You gain a sense of the desert rat in the lyrics of Calexico, a Tucson-based alt-rock band: “Four in the morning the sidewalk’s asleep/ Dogs on the porch, spiders on the leaf/ Shipwrecked by night, sailing through days/ Nobody noticed the slipping away.” Allegory or nomadic desert fever? Not since the Black Crowes have I encountered this much ambiguous poetry. Living in the mysterious and fried landscape of the desert, I suspect, cranks up any aberration. “Crooked Road and the Briar” begins, “Down the crooked road a ways/ A child’s shadow hiding in the briar/ Tending to a twisted heart that’s bent and broken/ Wounded and abandoned left amongst the rotted root to rot,” and on and on until a woman ends up murdered, and an innocent man gets lynched — I think.

Calexico is essentially two musicians named Joey Burns and John Convertino. They employ a changing cast of sidemen. I think Burns and Convertino share the late Gram Parsons’s affection for the desert life. Parsons’s spot was in the high desert near Joshua Tree; Calexico is a modest desert town near the Imperial Valley that is the color of dust and links the U.S. with Mexico.
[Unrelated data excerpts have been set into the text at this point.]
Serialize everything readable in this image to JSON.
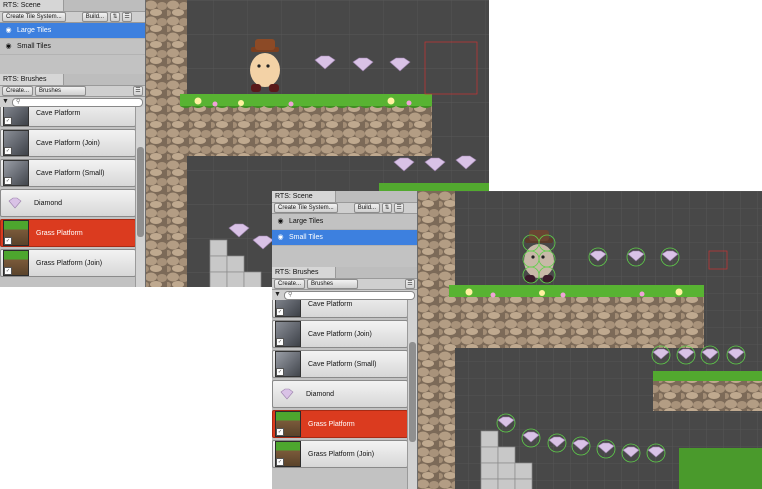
{
  "screens": [
    {
      "scene_window": {
        "tab": "RTS: Scene",
        "create_label": "Create Tile System...",
        "build_label": "Build...",
        "layers": [
          {
            "name": "Large Tiles",
            "selected": true
          },
          {
            "name": "Small Tiles",
            "selected": false
          }
        ]
      },
      "brushes_window": {
        "tab": "RTS: Brushes",
        "create_label": "Create...",
        "dropdown_value": "Brushes",
        "search_placeholder": "",
        "items": [
          {
            "name": "Cave Platform",
            "thumb": "cave",
            "selected": false
          },
          {
            "name": "Cave Platform (Join)",
            "thumb": "cave",
            "selected": false
          },
          {
            "name": "Cave Platform (Small)",
            "thumb": "cave-s",
            "selected": false
          },
          {
            "name": "Diamond",
            "thumb": "diamond",
            "selected": false
          },
          {
            "name": "Grass Platform",
            "thumb": "grass",
            "selected": true
          },
          {
            "name": "Grass Platform (Join)",
            "thumb": "grass",
            "selected": false
          }
        ]
      }
    },
    {
      "scene_window": {
        "tab": "RTS: Scene",
        "create_label": "Create Tile System...",
        "build_label": "Build...",
        "layers": [
          {
            "name": "Large Tiles",
            "selected": false
          },
          {
            "name": "Small Tiles",
            "selected": true
          }
        ]
      },
      "brushes_window": {
        "tab": "RTS: Brushes",
        "create_label": "Create...",
        "dropdown_value": "Brushes",
        "search_placeholder": "",
        "items": [
          {
            "name": "Cave Platform",
            "thumb": "cave",
            "selected": false
          },
          {
            "name": "Cave Platform (Join)",
            "thumb": "cave",
            "selected": false
          },
          {
            "name": "Cave Platform (Small)",
            "thumb": "cave-s",
            "selected": false
          },
          {
            "name": "Diamond",
            "thumb": "diamond",
            "selected": false
          },
          {
            "name": "Grass Platform",
            "thumb": "grass",
            "selected": true
          },
          {
            "name": "Grass Platform (Join)",
            "thumb": "grass",
            "selected": false
          }
        ]
      }
    }
  ],
  "icons": {
    "eye": "eye-icon",
    "sort": "sort-icon",
    "menu": "menu-icon",
    "filter": "filter-icon",
    "search": "search-icon",
    "dropdown": "chevron-down-icon"
  },
  "colors": {
    "selection_blue": "#3d80df",
    "brush_selected": "#db3b1f",
    "panel_grey": "#c2c2c2",
    "scene_bg": "#4a4a4a",
    "grass": "#58b332",
    "stone": "#a08a72"
  }
}
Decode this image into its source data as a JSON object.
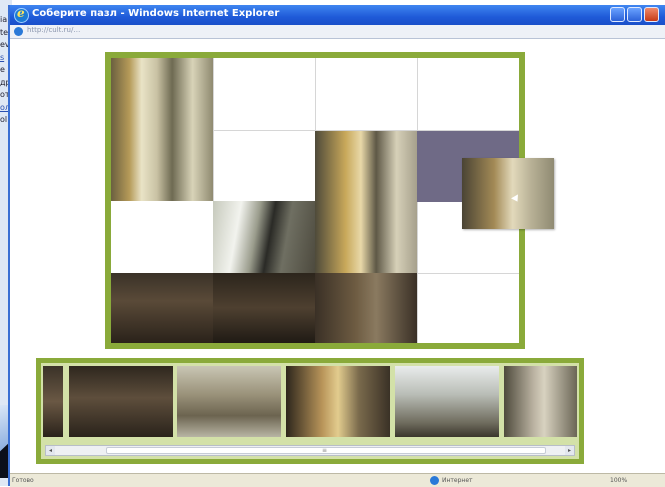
{
  "window": {
    "title": "Соберите пазл - Windows Internet Explorer",
    "address": "http://cult.ru/…",
    "colors": {
      "title_bar": "#1f5ad8",
      "frame_accent": "#8aaa3a",
      "empty_slot": "#6f6a86"
    }
  },
  "background_window": {
    "lines": [
      "ia",
      "te",
      "ev",
      "s",
      "e",
      "др",
      "от",
      "ол",
      "ol"
    ]
  },
  "puzzle": {
    "rows": 3,
    "cols": 4,
    "placed_pieces": 9,
    "empty_slot_highlight": "row 1, column 4"
  },
  "tray": {
    "thumb_count": 6,
    "scroll_position": 0.1
  },
  "statusbar": {
    "ready": "Готово",
    "zone": "Интернет",
    "protected": "",
    "zoom": "100%"
  },
  "icons": [
    "ie-logo-icon",
    "page-icon",
    "minimize-icon",
    "maximize-icon",
    "close-icon",
    "cursor-icon",
    "globe-icon"
  ]
}
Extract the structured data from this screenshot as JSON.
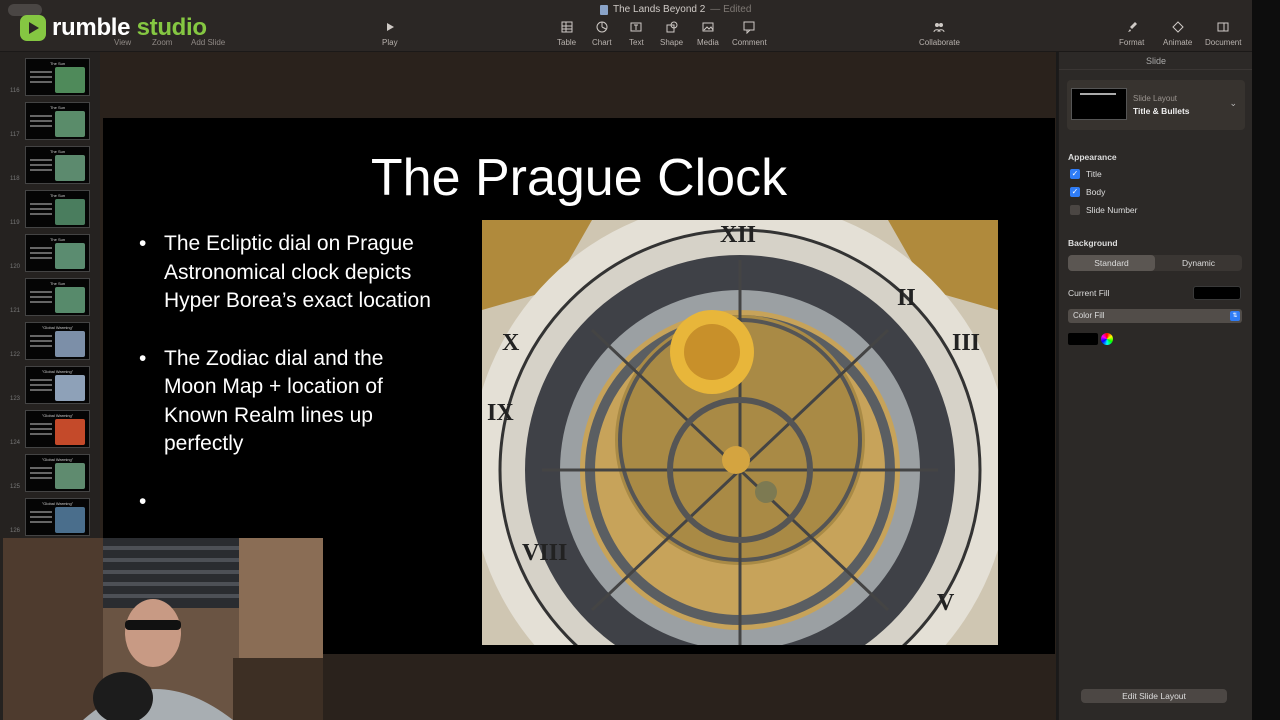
{
  "brand": {
    "part1": "rumble",
    "part2": " studio"
  },
  "document": {
    "title": "The Lands Beyond 2",
    "edited": "— Edited"
  },
  "toolbar": {
    "view": "View",
    "zoom": "Zoom",
    "add_slide": "Add Slide",
    "play": "Play",
    "table": "Table",
    "chart": "Chart",
    "text": "Text",
    "shape": "Shape",
    "media": "Media",
    "comment": "Comment",
    "collaborate": "Collaborate",
    "format": "Format",
    "animate": "Animate",
    "document": "Document"
  },
  "navigator": {
    "slides": [
      {
        "num": "116",
        "title": "The Sun"
      },
      {
        "num": "117",
        "title": "The Sun"
      },
      {
        "num": "118",
        "title": "The Sun"
      },
      {
        "num": "119",
        "title": "The Sun"
      },
      {
        "num": "120",
        "title": "The Sun"
      },
      {
        "num": "121",
        "title": "The Sun"
      },
      {
        "num": "122",
        "title": "\"Global Warming\""
      },
      {
        "num": "123",
        "title": "\"Global Warming\""
      },
      {
        "num": "124",
        "title": "\"Global Warming\""
      },
      {
        "num": "125",
        "title": "\"Global Warming\""
      },
      {
        "num": "126",
        "title": "\"Global Warming\""
      }
    ]
  },
  "slide": {
    "title": "The Prague Clock",
    "bullets": [
      "The Ecliptic dial on Prague Astronomical clock depicts Hyper Borea’s exact location",
      "The Zodiac dial and the Moon Map + location of Known Realm lines up perfectly",
      ""
    ]
  },
  "inspector": {
    "header": "Slide",
    "layout_label": "Slide Layout",
    "layout_value": "Title & Bullets",
    "appearance": "Appearance",
    "title_opt": "Title",
    "body_opt": "Body",
    "slide_number_opt": "Slide Number",
    "background": "Background",
    "standard": "Standard",
    "dynamic": "Dynamic",
    "current_fill": "Current Fill",
    "color_fill": "Color Fill",
    "edit_layout": "Edit Slide Layout"
  },
  "colors": {
    "accent": "#85c742",
    "select_blue": "#2f7cf6"
  }
}
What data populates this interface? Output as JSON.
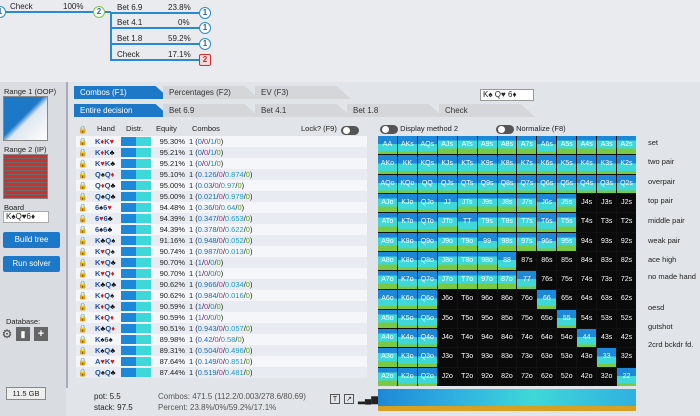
{
  "tree": {
    "root_node": "1",
    "check_label": "Check",
    "check_pct": "100%",
    "mid_node": "2",
    "actions": [
      {
        "label": "Bet 6.9",
        "pct": "23.8%",
        "node": "1"
      },
      {
        "label": "Bet 4.1",
        "pct": "0%",
        "node": "1"
      },
      {
        "label": "Bet 1.8",
        "pct": "59.2%",
        "node": "1"
      },
      {
        "label": "Check",
        "pct": "17.1%",
        "node": "2"
      }
    ]
  },
  "sidebar": {
    "range1": "Range 1 (OOP)",
    "range2": "Range 2 (IP)",
    "board_label": "Board",
    "board_cards": "K♠Q♥6♦",
    "build_tree": "Build tree",
    "run_solver": "Run solver",
    "database": "Database:",
    "memory": "11.5 GB"
  },
  "tabs": {
    "combos": "Combos (F1)",
    "percentages": "Percentages (F2)",
    "ev": "EV (F3)",
    "board_display": "K♠ Q♥ 6♦",
    "entire": "Entire decision",
    "bet69": "Bet 6.9",
    "bet41": "Bet 4.1",
    "bet18": "Bet 1.8",
    "check": "Check"
  },
  "table_header": {
    "hand": "Hand",
    "distr": "Distr.",
    "equity": "Equity",
    "combos": "Combos",
    "lock": "Lock? (F9)"
  },
  "rows": [
    {
      "hand": "K♦K♥",
      "equity": "95.30%",
      "combos": "1 (0/0/1/0)"
    },
    {
      "hand": "K♦K♣",
      "equity": "95.21%",
      "combos": "1 (0/0/1/0)"
    },
    {
      "hand": "K♥K♣",
      "equity": "95.21%",
      "combos": "1 (0/0/1/0)"
    },
    {
      "hand": "Q♠Q♦",
      "equity": "95.10%",
      "combos": "1 (0.126/0/0.874/0)"
    },
    {
      "hand": "Q♦Q♣",
      "equity": "95.00%",
      "combos": "1 (0.03/0/0.97/0)"
    },
    {
      "hand": "Q♠Q♣",
      "equity": "95.00%",
      "combos": "1 (0.021/0/0.979/0)"
    },
    {
      "hand": "6♠6♥",
      "equity": "94.48%",
      "combos": "1 (0.36/0/0.64/0)"
    },
    {
      "hand": "6♥6♣",
      "equity": "94.39%",
      "combos": "1 (0.347/0/0.653/0)"
    },
    {
      "hand": "6♠6♣",
      "equity": "94.39%",
      "combos": "1 (0.378/0/0.622/0)"
    },
    {
      "hand": "K♣Q♠",
      "equity": "91.16%",
      "combos": "1 (0.948/0/0.052/0)"
    },
    {
      "hand": "K♥Q♠",
      "equity": "90.74%",
      "combos": "1 (0.987/0/0.013/0)"
    },
    {
      "hand": "K♥Q♣",
      "equity": "90.70%",
      "combos": "1 (1/0/0/0)"
    },
    {
      "hand": "K♥Q♦",
      "equity": "90.70%",
      "combos": "1 (1/0/0/0)"
    },
    {
      "hand": "K♣Q♣",
      "equity": "90.62%",
      "combos": "1 (0.966/0/0.034/0)"
    },
    {
      "hand": "K♦Q♠",
      "equity": "90.62%",
      "combos": "1 (0.984/0/0.016/0)"
    },
    {
      "hand": "K♦Q♣",
      "equity": "90.59%",
      "combos": "1 (1/0/0/0)"
    },
    {
      "hand": "K♦Q♦",
      "equity": "90.59%",
      "combos": "1 (1/0/0/0)"
    },
    {
      "hand": "K♣Q♦",
      "equity": "90.51%",
      "combos": "1 (0.943/0/0.057/0)"
    },
    {
      "hand": "K♠6♠",
      "equity": "89.98%",
      "combos": "1 (0.42/0/0.58/0)"
    },
    {
      "hand": "K♠Q♣",
      "equity": "89.31%",
      "combos": "1 (0.504/0/0.496/0)"
    },
    {
      "hand": "A♥K♥",
      "equity": "87.64%",
      "combos": "1 (0.149/0/0.851/0)"
    },
    {
      "hand": "Q♠Q♣",
      "equity": "87.44%",
      "combos": "1 (0.519/0/0.481/0)"
    }
  ],
  "footer": {
    "pot": "pot: 5.5",
    "stack": "stack: 97.5",
    "combos": "Combos: 471.5 (112.2/0.003/278.6/80.69)",
    "percent": "Percent: 23.8%/0%/59.2%/17.1%"
  },
  "grid_controls": {
    "display_method": "Display method 2",
    "normalize": "Normalize (F8)"
  },
  "grid_labels": [
    [
      "AA",
      "AKs",
      "AQs",
      "AJs",
      "ATs",
      "A9s",
      "A8s",
      "A7s",
      "A6s",
      "A5s",
      "A4s",
      "A3s",
      "A2s"
    ],
    [
      "AKo",
      "KK",
      "KQs",
      "KJs",
      "KTs",
      "K9s",
      "K8s",
      "K7s",
      "K6s",
      "K5s",
      "K4s",
      "K3s",
      "K2s"
    ],
    [
      "AQo",
      "KQo",
      "QQ",
      "QJs",
      "QTs",
      "Q9s",
      "Q8s",
      "Q7s",
      "Q6s",
      "Q5s",
      "Q4s",
      "Q3s",
      "Q2s"
    ],
    [
      "AJo",
      "KJo",
      "QJo",
      "JJ",
      "JTs",
      "J9s",
      "J8s",
      "J7s",
      "J6s",
      "J5s",
      "J4s",
      "J3s",
      "J2s"
    ],
    [
      "ATo",
      "KTo",
      "QTo",
      "JTo",
      "TT",
      "T9s",
      "T8s",
      "T7s",
      "T6s",
      "T5s",
      "T4s",
      "T3s",
      "T2s"
    ],
    [
      "A9o",
      "K9o",
      "Q9o",
      "J9o",
      "T9o",
      "99",
      "98s",
      "97s",
      "96s",
      "95s",
      "94s",
      "93s",
      "92s"
    ],
    [
      "A8o",
      "K8o",
      "Q8o",
      "J8o",
      "T8o",
      "98o",
      "88",
      "87s",
      "86s",
      "85s",
      "84s",
      "83s",
      "82s"
    ],
    [
      "A7o",
      "K7o",
      "Q7o",
      "J7o",
      "T7o",
      "97o",
      "87o",
      "77",
      "76s",
      "75s",
      "74s",
      "73s",
      "72s"
    ],
    [
      "A6o",
      "K6o",
      "Q6o",
      "J6o",
      "T6o",
      "96o",
      "86o",
      "76o",
      "66",
      "65s",
      "64s",
      "63s",
      "62s"
    ],
    [
      "A5o",
      "K5o",
      "Q5o",
      "J5o",
      "T5o",
      "95o",
      "85o",
      "75o",
      "65o",
      "55",
      "54s",
      "53s",
      "52s"
    ],
    [
      "A4o",
      "K4o",
      "Q4o",
      "J4o",
      "T4o",
      "94o",
      "84o",
      "74o",
      "64o",
      "54o",
      "44",
      "43s",
      "42s"
    ],
    [
      "A3o",
      "K3o",
      "Q3o",
      "J3o",
      "T3o",
      "93o",
      "83o",
      "73o",
      "63o",
      "53o",
      "43o",
      "33",
      "32s"
    ],
    [
      "A2o",
      "K2o",
      "Q2o",
      "J2o",
      "T2o",
      "92o",
      "82o",
      "72o",
      "62o",
      "52o",
      "42o",
      "32o",
      "22"
    ]
  ],
  "legend": [
    "set",
    "two pair",
    "overpair",
    "top pair",
    "middle pair",
    "weak pair",
    "ace high",
    "no made hand",
    "oesd",
    "gutshot",
    "2crd bckdr fd."
  ],
  "colors": {
    "accent": "#1e78c8",
    "bet_big": "#1e88d8",
    "bet_small": "#3fd8d8",
    "check": "#7ac943",
    "empty": "#0a0a0a"
  }
}
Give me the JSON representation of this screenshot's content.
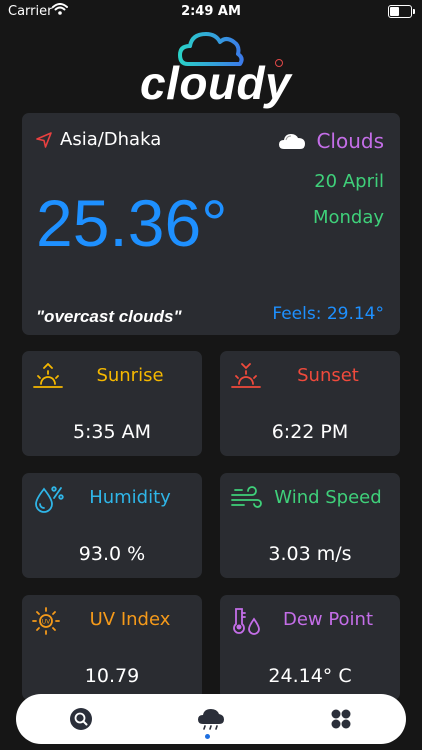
{
  "status_bar": {
    "carrier": "Carrier",
    "time": "2:49 AM"
  },
  "logo": {
    "text": "cloudy"
  },
  "weather": {
    "location": "Asia/Dhaka",
    "condition": "Clouds",
    "date": "20 April",
    "day": "Monday",
    "temperature": "25.36°",
    "description": "\"overcast clouds\"",
    "feels_like": "Feels: 29.14°"
  },
  "tiles": [
    {
      "label": "Sunrise",
      "value": "5:35 AM",
      "icon": "sunrise-icon",
      "color": "#f5b800"
    },
    {
      "label": "Sunset",
      "value": "6:22 PM",
      "icon": "sunset-icon",
      "color": "#f04a3c"
    },
    {
      "label": "Humidity",
      "value": "93.0 %",
      "icon": "humidity-icon",
      "color": "#2fb6e8"
    },
    {
      "label": "Wind Speed",
      "value": "3.03 m/s",
      "icon": "wind-icon",
      "color": "#3fd07a"
    },
    {
      "label": "UV Index",
      "value": "10.79",
      "icon": "uv-icon",
      "color": "#f59a1a"
    },
    {
      "label": "Dew Point",
      "value": "24.14° C",
      "icon": "dew-point-icon",
      "color": "#c46ee8"
    }
  ],
  "colors": {
    "background": "#161616",
    "card": "#2a2c31",
    "temperature": "#1e90ff",
    "condition": "#c46ee8",
    "date": "#3fd07a",
    "active_tab": "#1e6fe0"
  },
  "nav": {
    "items": [
      {
        "icon": "search-icon"
      },
      {
        "icon": "cloud-rain-icon",
        "active": true
      },
      {
        "icon": "grid-icon"
      }
    ]
  }
}
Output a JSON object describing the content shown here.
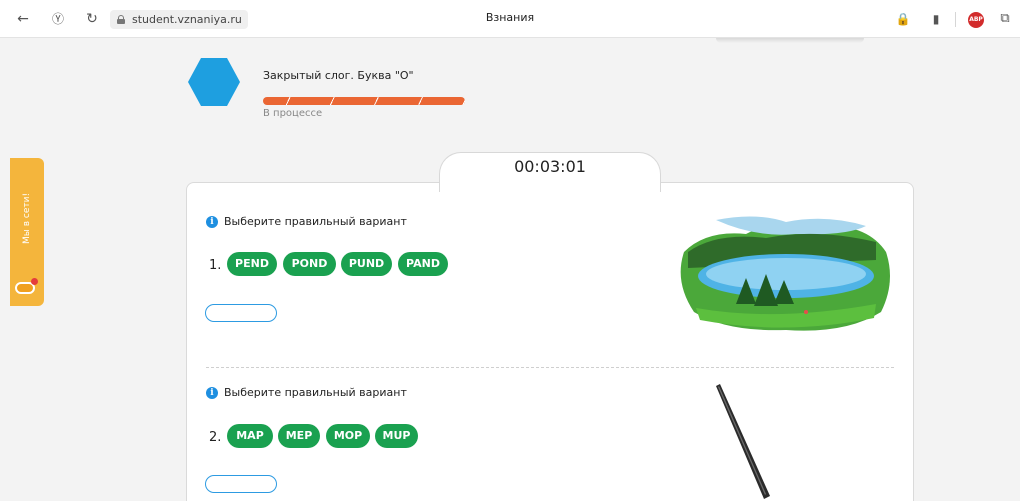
{
  "browser": {
    "url": "student.vznaniya.ru",
    "page_title": "Взнания",
    "extension_badge": "ABP"
  },
  "lesson": {
    "title": "Закрытый слог. Буква \"О\"",
    "status": "В процессе",
    "progress_color": "#ea6633",
    "hex_color": "#1e9fe0"
  },
  "side_widget": {
    "label": "Мы в сети!"
  },
  "timer": "00:03:01",
  "questions": [
    {
      "instruction": "Выберите правильный вариант",
      "number": "1.",
      "options": [
        "PEND",
        "POND",
        "PUND",
        "PAND"
      ],
      "image": "pond-icon"
    },
    {
      "instruction": "Выберите правильный вариант",
      "number": "2.",
      "options": [
        "MAP",
        "MEP",
        "MOP",
        "MUP"
      ],
      "image": "mop-icon"
    }
  ],
  "colors": {
    "option_green": "#1aa150",
    "answer_border": "#2d9be2",
    "widget_orange": "#f4b53c"
  }
}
I don’t know if Burns or Convertino has ever been there, but only a desert lover would name a band after a city that combined “California” and “Mexico.”

Calexico’s (the band) sound cooks with the sound of trumpets, upright bass, and accordion, the music being a mashup of country rock, ambient, and mariachi. Burns and Convertino are versed in both rock and conjunto music as separate entities. Where it gets interesting is when they drive their indie-rocker music-from-the-big-void thing with smokin’ Latin downbeats. With all that going on, I don’t really need to understand the lyrics.

Bartenders Bible also performs.

CALEXICO: Belly Up, Friday, April 17, 9 p.m. 858-481-8140. $18; $20 day of show.